Jefferson College of Population Health, Thomas Jefferson University, Philadelphia, Pennsylvania, USA.
School of Medicine, Deakin University, Geelong, Victoria, Australia.
Am J Med Genet A. 2022 Aug;188(8):2293-2302. doi: 10.1002/ajmg.a.62854. Epub 2022 Jun 10.
Down Syndrome (DS) is one of the most common chromosomal disorders worldwide, and people with DS experience more co-morbidities and have poorer health outcomes compared to the general population. An area that is not well understood is how patients with DS transition from pediatric to adult care, as well as the details, barriers, and difficulties of these transitions for patients. Hence, we aimed to provide a scoping review of the literature in PubMed, Scopus, and CINAHL on the topic of healthcare transitions (HCTs) for patients with DS. Findings suggest patients with DS who continued receiving care as an adult from a pediatric care provider tended to experience co-morbidities and other adverse health issues at higher rates than those who entirely switch to an adult-care team. Patients with DS were unable to undergo transition due to multiple barriers, such as low income, limited/public insurance, gender, and race. We propose potential steps for transition, which focus on ensuring early planning, communicating better, coordinating services, assessing decision-making capacity, and providing ongoing social and financial support. Future research must further identify and address barriers to HCTs for people with DS.

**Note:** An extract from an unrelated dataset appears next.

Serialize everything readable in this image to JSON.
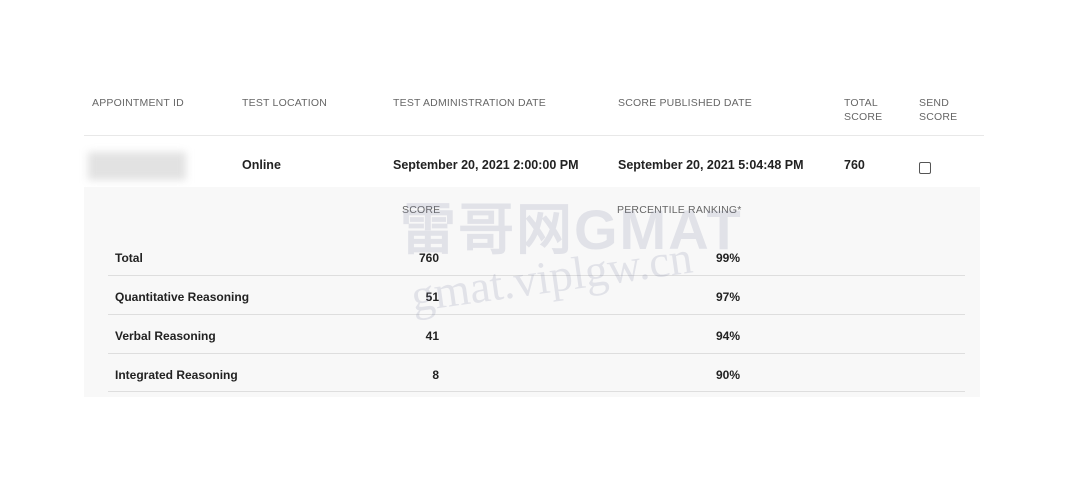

唐氏综合征(DS)是全球最常见的染色体疾病之一,与普通人群相比,DS 患者有更多的合并症,健康状况更差。目前人们对 DS 患者如何从儿科过渡到成人护理以及这些过渡对患者的细节、障碍和困难还了解甚少。因此,我们旨在对 PubMed、Scopus 和 CINAHL 上关于 DS 患者医疗保健过渡(HCT)的文献进行范围综述。研究结果表明,继续由儿科护理提供者为成年 DS 患者提供护理的患者比完全转至成人护理团队的患者更容易出现合并症和其他不良健康问题。由于多种障碍,如低收入、有限/公共保险、性别和种族,DS 患者无法进行过渡。我们提出了潜在的过渡步骤,重点是确保早期规划、更好地沟通、协调服务、评估决策能力以及提供持续的社会和经济支持。未来的研究必须进一步确定和解决 DS 患者 HCT 面临的障碍。